More Than Papers: How Stetson is Affected by DACA

Veronica Faison and Naomi Thomas

Veronica Faison is the Managing Editor. Additional reporting by Naomi Thomas, Senior Staff Writer. Photographs and illustration by Kitty Geoghan.

The following interview is with a Stetson student DACA recipient. His name has been redacted and changed in order to ensure anonymity and safety.

First-year political science and English double major John Smith aspires to be a member of Congress. “I feel like it’s the best way I can help people,” he said. “Being an American is important. I care about this country very deeply and I see a lot of problems I want to be able to help with.” However, current policy impedes that dream. The United States does not recognize him as a citizen. He is a recipient of DACA, also politically referred to as a “Dreamer.”

Deferred Action for Childhood Arrivals, known as DACA, allows undocumented individuals who met several requirements to stay in the country for two years without being persecuted by Immigration and Customs Enforcement (ICE). To qualify, applicants must be under 31 years old and have arrived to the United States before turning 16 years old, have no law infractions and actively pursue education. Before the two years have elapsed, the DACA recipient must reapply to receive another two years.

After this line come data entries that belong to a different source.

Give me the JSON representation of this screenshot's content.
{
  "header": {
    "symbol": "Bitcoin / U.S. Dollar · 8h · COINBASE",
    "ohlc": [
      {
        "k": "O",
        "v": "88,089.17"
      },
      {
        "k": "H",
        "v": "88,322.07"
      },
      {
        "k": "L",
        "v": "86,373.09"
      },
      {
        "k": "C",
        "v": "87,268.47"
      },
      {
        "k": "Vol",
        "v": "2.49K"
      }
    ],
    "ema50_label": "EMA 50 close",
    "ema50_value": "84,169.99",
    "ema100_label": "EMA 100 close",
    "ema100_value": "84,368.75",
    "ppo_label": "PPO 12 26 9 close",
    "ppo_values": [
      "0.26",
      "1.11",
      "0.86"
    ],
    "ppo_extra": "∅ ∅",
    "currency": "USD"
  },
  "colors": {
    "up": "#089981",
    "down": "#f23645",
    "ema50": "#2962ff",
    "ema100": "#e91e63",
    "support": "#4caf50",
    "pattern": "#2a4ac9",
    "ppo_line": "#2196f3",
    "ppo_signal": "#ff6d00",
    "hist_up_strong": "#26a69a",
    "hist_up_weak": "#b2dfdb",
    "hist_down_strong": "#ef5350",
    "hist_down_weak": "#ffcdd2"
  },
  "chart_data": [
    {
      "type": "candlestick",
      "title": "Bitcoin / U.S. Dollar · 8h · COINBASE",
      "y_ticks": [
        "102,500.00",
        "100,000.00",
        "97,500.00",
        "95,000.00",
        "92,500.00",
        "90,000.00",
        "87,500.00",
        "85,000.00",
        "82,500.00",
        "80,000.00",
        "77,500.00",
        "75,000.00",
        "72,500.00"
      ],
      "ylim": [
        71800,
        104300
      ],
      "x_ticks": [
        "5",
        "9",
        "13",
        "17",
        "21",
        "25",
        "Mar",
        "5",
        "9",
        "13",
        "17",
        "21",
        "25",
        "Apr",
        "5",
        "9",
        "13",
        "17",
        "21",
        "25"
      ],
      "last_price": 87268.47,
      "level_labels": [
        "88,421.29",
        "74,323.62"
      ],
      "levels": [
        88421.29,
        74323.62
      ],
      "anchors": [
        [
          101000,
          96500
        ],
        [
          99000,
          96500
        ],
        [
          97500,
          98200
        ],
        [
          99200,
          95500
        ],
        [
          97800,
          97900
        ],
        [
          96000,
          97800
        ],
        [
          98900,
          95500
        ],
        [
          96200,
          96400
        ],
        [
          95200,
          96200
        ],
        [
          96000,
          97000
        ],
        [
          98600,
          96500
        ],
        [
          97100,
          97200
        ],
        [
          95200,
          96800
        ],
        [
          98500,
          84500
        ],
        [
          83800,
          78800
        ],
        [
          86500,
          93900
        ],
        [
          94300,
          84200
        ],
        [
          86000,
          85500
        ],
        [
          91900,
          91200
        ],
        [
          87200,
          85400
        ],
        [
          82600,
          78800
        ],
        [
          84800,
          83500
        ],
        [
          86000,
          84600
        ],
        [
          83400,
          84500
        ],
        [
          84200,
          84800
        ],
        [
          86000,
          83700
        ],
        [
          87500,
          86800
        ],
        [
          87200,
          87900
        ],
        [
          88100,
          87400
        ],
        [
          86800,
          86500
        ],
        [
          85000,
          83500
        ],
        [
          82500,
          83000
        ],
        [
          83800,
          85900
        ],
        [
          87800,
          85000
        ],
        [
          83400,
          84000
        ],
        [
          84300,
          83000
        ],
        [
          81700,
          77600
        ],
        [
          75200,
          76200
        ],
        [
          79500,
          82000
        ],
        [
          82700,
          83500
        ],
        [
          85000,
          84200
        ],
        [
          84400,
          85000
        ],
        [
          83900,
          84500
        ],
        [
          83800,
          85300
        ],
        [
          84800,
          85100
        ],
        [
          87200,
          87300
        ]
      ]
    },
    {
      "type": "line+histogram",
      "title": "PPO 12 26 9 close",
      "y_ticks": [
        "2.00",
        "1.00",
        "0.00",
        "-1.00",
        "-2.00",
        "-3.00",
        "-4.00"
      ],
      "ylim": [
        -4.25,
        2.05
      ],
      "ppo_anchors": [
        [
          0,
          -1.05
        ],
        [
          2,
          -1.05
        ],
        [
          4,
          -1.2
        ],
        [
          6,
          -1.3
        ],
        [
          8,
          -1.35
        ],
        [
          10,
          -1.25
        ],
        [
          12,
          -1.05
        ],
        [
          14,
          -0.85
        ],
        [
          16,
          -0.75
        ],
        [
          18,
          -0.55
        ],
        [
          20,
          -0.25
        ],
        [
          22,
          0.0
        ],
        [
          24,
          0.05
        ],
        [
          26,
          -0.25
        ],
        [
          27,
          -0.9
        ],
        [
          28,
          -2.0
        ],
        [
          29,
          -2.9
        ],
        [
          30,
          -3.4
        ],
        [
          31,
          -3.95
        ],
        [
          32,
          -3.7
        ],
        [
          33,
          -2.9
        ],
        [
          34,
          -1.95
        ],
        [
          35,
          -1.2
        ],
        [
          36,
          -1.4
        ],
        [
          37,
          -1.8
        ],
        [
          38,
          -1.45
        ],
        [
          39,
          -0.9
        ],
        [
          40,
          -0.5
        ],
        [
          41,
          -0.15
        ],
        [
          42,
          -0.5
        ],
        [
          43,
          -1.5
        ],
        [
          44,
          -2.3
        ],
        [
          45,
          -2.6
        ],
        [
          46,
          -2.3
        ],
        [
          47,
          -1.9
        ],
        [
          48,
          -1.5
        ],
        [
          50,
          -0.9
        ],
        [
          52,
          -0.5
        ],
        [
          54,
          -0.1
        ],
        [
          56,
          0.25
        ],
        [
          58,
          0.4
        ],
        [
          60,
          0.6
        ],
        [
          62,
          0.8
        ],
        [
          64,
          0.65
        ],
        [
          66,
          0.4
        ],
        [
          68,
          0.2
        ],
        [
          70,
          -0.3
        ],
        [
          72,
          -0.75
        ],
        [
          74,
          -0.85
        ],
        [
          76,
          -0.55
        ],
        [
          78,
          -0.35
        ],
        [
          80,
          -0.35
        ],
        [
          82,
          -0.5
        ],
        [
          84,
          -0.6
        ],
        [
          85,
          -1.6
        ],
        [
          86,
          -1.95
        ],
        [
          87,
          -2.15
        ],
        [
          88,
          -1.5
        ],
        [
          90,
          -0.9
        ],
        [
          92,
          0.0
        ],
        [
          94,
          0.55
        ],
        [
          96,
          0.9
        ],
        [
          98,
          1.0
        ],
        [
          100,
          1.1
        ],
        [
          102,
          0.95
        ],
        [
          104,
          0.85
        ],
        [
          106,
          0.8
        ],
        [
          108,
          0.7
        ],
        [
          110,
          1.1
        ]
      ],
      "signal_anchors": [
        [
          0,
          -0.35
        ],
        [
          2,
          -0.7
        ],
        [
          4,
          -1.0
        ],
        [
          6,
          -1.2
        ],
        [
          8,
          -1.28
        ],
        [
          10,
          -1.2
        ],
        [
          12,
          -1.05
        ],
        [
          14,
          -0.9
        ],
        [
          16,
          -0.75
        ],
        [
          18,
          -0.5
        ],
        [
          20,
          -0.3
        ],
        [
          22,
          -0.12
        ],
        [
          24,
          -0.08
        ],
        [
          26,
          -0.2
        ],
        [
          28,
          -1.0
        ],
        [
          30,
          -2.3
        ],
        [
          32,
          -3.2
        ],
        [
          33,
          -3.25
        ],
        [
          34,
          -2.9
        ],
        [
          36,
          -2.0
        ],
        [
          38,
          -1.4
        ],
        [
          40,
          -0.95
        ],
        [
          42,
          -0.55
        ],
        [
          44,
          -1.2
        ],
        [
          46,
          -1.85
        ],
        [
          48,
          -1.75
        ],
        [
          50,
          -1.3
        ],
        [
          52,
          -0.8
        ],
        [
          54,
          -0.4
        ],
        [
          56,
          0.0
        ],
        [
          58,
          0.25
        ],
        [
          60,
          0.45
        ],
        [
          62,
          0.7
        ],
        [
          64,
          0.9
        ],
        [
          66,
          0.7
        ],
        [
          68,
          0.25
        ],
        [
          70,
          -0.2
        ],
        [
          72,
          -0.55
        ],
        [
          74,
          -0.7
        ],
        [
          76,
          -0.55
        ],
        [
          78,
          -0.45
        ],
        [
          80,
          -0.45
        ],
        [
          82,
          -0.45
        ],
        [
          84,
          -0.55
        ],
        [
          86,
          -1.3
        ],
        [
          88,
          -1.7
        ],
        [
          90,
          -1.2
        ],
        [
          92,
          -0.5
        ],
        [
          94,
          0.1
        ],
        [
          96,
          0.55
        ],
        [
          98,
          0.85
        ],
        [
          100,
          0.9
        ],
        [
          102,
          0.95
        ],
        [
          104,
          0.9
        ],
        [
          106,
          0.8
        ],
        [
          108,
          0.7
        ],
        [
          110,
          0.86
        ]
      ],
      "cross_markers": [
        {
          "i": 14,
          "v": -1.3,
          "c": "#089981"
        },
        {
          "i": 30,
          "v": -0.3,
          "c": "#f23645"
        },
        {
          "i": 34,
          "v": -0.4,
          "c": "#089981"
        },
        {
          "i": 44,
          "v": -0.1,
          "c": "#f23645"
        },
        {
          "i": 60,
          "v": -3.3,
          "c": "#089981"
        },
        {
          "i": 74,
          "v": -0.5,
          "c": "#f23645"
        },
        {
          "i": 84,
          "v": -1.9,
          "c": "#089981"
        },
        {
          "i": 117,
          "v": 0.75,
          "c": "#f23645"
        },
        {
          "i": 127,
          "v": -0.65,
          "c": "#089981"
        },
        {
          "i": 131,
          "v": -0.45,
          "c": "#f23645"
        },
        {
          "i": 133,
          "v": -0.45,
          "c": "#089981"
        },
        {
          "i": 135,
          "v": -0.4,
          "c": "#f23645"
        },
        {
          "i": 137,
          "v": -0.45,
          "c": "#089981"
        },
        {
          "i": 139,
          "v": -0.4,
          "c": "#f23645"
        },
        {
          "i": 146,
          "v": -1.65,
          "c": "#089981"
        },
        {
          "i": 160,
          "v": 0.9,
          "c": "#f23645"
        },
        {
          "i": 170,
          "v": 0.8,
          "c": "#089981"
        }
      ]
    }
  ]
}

Brought to the United States as 7-years-old, Smith’s mother and grandmother sought to escape violence plaguing their central-American country. “It wasn’t for economic gain,” said Smith. “My mother had a good job as an accountant. We came here for our safety.” The poverty and corruption of the country spurred gang activity which often targeted young children by force, Smith described. “My mother always thought of putting me first in all the decisions that she made. If we had stayed I would have likely been forced to join and enter a life of violence,” he said. “There was nothing there for me.”

Despite finding safety and refuge in the US, Smith’s single-parent household has faced struggle. Sharing a one-bedroom apartment between Smith, his mother and maternal grandmother, Smith recognized the necessity of helping his family early on.

When Smith was 14-years-old, the Obama administration introduced the DACA in 2012 as an executive order (after the DREAM Act failed in 2010). Smith recalled being skeptical. “If I applied for this I would have to give up my home address, where my family lives as well, and I would be coming out of the shadows.” The policy was also not signed into law by Congress. “It wasn’t for the long run,” said Smith. “As we’ve seen now, it’s a short-term policy that any president could take away.”

However, for Smith, the benefits outweighed the costs. Under DACA, Smith would receive a work permit, driver’s license and social security number. This would allow him to contribute household income, drive his mother to work without fear of being stopped by police, and, eventually, apply to college. DACA is, however, not a path to citizenship. The application also costs approximately $485 each renewal (which had to be filed before the two-year difference period elapsed).

Though having a social security number allowed Smith to apply to college, DACA status did not allow him to receive any federal grants. Undocumented people are not able to access any federal aid despite still paying taxes, contrary to popular stereotype. Smith relied on only institutionally funded aid to afford college—which private schools, such as Stetson, offers. With his academic record and dedication to community service, Smith attained a scholarship that allowed him attend. Referencing the “American Dream” symbolism in F. Scott Fitzgerald’s The Great Gatsby, Smith said, “Getting into college and being able to afford it was my green light across the bay.”

However, DACA was recently given a red light. The Obama administration was almost sued over the constitutionality of the program in 2015, and, on September 5, 2017, President Trump announced his decision to repeal the program entirely; this reversal will affect the lives of nearly 800,000 individuals. The president gave Congress six-months to introduce and pass legislation to help current DACA recipients. Though many fear that Congress will not be able to reach an agreement in time, Smith believes that Congress will come up with a bill, and advocates that Dreamers should also have a path toward citizenship. “Congress is made up by people and people see reason,” said Smith. “[Dreamers] have abided by the law and overcome so many challenges that society has placed upon us. We want to be part of this nation.”

When asked why he wanted to share his story, Smith hopes that his story can appeal to those who are currently against immigration. By humanizing the immigrant narrative, he hopes to particularly appeal to Stetson donors that may not support DACA students because, ultimately, donations help fund the institutional aid that DACA students rely on.

“Growing up in the US it was difficult to talk to anyone, teachers, even friends, about my status,” said Smith. “I was afraid that being this vulnerable would have repercussions, but I thought maybe some good would come out of it.”

While the Department of Homeland Security is no longer accepting new DACA applications, current recipients whose deferrals expire before or on March 5, 2018 had until October 5, 2017 to reapply.